Véronique Pürro, mon ange

TEXTE: BENOÎT COUCHEPIN

Véronique Pürro, mon ange, tout pourrait me plaire chez toi.
L’entrain, le culot, la passion politicienne, l’ambition, tout devrait
me plaire et pourtant tout ne me plaît pas. Il demeure une légère
suspicion, un très discret soupçon de vide abyssal. C’est
l’annonce de ta candidature au Conseil d’Etat genevois qui
m’amène à te le dire, Véronique: vouloir le pouvoir pour soi et la
majorité pour le PS ne suffit pas totalement à justifier une
candidature. Il faut aussi un projet. Et je n’ai rien entendu ni lu
de tel jusqu’ici. Juste cette amorce d’explication dans une
comparaison curieuse entre ta personne et celle de la Vaudoise
Anne-Catherine Lyon: «Qui aurait pu prédire qu’elle réussirait
avant moi? A l’époque où nous militions ensemble, c’est à moi
qu’on prédisait un grand avenir.»

L’approche, tu en conviendras, est un peu courte.

D’abord parce qu’accéder au Conseil d’Etat n’est pas une
réussite en soi. Encore faut-il y être bon. Anne-Catherine Lyon
l’est. Ni Charles Beer, boy-scout propret et velléitaire, ni Laurent
Moutinot ne le sont. Il n’est pas certain que tu saurais l’être non
plus: la haute conscience que tu as de ta valeur ne suffit pas.
Micheline Spoerri par exemple se juge volontiers brillante: son
bilan n’en demeure pas moins calamiteux.

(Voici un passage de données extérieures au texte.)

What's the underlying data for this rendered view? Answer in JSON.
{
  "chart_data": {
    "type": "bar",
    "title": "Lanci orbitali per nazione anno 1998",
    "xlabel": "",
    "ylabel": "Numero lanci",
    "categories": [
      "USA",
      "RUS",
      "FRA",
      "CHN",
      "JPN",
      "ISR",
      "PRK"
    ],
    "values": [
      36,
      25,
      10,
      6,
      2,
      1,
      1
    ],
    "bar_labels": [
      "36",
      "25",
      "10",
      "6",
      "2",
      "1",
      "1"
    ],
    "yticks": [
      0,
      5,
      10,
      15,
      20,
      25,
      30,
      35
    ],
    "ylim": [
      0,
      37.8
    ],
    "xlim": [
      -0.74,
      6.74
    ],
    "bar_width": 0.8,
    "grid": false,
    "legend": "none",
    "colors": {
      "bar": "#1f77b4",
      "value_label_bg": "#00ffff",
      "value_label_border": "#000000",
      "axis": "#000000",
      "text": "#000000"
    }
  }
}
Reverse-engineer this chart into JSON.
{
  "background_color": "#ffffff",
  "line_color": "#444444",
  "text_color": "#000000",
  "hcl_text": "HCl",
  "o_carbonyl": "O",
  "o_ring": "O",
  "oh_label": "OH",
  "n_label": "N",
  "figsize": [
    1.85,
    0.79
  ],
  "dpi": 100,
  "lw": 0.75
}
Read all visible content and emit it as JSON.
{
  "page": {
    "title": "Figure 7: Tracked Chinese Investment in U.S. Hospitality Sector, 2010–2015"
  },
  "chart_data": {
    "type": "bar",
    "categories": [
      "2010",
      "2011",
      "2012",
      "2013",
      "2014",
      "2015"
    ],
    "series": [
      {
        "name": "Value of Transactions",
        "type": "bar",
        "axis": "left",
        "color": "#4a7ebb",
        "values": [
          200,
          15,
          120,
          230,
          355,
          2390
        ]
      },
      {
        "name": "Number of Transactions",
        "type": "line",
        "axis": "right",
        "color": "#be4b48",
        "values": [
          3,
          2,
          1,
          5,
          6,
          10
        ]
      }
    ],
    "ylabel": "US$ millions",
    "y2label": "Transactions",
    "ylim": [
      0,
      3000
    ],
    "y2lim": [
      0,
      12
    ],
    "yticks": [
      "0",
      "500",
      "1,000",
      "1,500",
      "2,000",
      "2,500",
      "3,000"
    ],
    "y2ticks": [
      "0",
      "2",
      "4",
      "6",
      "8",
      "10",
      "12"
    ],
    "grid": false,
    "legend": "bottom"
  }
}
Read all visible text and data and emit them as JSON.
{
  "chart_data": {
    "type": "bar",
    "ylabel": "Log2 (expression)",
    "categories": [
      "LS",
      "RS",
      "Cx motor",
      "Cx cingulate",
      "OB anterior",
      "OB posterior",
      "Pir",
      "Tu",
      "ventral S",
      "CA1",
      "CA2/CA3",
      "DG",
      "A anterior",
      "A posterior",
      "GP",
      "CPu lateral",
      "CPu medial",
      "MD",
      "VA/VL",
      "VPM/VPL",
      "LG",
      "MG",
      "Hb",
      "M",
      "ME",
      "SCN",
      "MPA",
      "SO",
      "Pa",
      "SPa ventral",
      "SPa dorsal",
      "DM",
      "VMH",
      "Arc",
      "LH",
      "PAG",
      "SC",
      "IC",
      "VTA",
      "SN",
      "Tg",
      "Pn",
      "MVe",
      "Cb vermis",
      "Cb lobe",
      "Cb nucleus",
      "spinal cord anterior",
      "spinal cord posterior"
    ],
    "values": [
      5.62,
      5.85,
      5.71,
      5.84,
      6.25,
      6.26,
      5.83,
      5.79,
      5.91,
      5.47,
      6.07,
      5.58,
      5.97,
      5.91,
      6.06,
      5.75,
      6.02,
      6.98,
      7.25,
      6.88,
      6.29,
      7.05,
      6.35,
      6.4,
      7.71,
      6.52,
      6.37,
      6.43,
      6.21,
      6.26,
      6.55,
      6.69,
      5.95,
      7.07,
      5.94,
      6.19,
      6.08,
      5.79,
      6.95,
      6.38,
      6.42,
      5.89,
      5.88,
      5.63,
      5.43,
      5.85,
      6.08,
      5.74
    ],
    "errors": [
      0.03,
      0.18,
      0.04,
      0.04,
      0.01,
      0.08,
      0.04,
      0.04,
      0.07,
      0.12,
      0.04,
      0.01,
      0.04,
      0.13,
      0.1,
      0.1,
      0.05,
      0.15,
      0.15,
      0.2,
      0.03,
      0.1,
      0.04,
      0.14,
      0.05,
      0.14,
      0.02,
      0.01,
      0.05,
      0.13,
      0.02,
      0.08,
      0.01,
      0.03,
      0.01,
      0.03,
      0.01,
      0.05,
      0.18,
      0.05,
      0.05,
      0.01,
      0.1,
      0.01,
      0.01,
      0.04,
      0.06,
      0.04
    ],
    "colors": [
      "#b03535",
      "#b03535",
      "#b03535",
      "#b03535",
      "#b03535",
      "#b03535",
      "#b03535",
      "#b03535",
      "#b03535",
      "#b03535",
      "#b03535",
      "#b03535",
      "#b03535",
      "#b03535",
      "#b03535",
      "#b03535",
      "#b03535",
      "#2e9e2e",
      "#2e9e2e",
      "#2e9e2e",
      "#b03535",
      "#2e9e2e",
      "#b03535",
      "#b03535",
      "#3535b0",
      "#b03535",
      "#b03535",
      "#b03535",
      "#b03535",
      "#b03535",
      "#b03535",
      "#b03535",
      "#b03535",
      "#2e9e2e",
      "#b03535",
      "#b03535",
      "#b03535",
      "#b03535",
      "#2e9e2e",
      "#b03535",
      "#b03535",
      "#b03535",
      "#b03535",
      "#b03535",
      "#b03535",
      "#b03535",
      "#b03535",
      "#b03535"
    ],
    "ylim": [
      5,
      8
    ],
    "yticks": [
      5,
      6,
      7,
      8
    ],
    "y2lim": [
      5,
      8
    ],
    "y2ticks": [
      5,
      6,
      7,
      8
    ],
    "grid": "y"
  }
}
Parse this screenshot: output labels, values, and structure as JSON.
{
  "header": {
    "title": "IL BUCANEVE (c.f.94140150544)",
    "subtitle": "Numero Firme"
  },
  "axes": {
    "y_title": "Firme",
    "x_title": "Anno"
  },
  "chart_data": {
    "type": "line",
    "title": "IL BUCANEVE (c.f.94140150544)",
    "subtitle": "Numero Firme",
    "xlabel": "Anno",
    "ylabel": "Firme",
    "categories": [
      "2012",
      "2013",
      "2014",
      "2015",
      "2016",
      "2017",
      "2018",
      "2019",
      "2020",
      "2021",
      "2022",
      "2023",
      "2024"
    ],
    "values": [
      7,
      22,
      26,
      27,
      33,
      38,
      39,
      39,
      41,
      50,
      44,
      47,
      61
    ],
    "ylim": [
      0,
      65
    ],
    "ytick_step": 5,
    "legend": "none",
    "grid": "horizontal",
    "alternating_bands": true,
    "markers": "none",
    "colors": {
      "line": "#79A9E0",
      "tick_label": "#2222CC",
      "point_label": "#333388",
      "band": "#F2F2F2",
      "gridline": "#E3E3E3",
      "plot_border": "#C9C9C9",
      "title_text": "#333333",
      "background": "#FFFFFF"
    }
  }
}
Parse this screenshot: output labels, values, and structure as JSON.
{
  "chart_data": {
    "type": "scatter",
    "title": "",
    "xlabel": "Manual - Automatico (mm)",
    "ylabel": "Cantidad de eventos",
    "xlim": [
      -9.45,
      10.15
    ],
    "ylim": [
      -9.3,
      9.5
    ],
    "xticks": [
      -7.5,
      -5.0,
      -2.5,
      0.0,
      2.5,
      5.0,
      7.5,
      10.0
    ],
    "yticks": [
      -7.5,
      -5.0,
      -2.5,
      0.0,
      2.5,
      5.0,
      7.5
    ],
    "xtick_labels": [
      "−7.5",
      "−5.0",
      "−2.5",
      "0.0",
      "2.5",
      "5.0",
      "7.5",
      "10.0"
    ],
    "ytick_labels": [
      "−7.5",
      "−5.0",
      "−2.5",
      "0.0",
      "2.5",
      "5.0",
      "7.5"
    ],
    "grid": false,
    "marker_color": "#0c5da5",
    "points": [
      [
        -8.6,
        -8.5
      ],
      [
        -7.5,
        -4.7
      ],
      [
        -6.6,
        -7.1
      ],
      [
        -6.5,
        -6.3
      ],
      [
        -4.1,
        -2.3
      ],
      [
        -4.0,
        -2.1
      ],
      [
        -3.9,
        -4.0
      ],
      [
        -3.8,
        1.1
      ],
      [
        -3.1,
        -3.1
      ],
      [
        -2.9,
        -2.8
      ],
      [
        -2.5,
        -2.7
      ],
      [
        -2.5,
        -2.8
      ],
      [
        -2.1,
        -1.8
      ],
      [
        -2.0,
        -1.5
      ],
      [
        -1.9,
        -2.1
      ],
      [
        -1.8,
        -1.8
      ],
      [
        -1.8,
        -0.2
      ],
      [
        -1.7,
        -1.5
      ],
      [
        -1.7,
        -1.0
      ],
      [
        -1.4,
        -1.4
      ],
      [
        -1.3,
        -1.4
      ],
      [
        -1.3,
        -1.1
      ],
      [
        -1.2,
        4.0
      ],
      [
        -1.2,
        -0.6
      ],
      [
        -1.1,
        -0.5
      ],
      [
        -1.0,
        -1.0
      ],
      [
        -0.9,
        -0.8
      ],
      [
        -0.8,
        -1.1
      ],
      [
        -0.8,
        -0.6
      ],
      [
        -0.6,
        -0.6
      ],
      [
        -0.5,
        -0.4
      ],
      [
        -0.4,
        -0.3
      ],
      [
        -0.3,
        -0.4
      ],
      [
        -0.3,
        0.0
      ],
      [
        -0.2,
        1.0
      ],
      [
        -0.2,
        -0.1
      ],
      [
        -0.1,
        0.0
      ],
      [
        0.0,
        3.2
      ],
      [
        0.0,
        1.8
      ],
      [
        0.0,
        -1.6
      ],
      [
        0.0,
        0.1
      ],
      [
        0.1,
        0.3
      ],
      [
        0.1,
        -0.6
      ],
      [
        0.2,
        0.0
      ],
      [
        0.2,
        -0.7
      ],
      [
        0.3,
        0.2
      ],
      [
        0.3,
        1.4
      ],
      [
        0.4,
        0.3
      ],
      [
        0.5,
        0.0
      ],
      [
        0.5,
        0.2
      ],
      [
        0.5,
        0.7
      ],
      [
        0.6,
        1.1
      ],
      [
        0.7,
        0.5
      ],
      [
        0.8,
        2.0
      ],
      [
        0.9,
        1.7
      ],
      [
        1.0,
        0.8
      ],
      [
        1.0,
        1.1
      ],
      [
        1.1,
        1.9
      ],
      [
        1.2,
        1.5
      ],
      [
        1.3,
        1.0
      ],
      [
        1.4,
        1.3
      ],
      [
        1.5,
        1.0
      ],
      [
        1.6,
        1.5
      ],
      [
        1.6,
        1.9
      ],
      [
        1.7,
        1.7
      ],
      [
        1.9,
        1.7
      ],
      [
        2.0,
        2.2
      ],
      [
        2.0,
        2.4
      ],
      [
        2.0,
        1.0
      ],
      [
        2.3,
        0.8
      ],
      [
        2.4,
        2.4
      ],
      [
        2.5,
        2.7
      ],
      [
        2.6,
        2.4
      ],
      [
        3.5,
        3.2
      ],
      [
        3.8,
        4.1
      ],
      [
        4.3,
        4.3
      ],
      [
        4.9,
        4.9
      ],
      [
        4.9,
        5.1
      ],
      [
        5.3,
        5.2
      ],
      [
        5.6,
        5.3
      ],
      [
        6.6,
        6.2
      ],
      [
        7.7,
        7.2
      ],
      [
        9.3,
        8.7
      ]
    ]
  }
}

Avec mes excuses,
chère âme, je te vois plus proche de l’inepte libérale que de ta
camarade vaudoise.

Un peu court ensuite parce qu’une jalousie ne fait pas un
programme. J’ignore qui a pu te prédire, à l’époque où tu militais
avec Anne-Catherine Lyon, un avenir plus lumineux que le sien. A
défaut d’une bohémienne, ce sera sans doute un courtisan, voire
un journaliste, ce qui revient souvent au même. Quoi qu’il en
soit, ce devait être un amateur de formes plus que de fond.
Parce qu’à l’époque déjà, à ton emphase tardivement
adolescentesque et à l’affirmation d’un ego vide et joyeux,
répondait la pondération sèche et efficace d’une Anne-Catherine
Lyon réellement brillante.

Tu parlais de toi; elle préparait ses dossiers.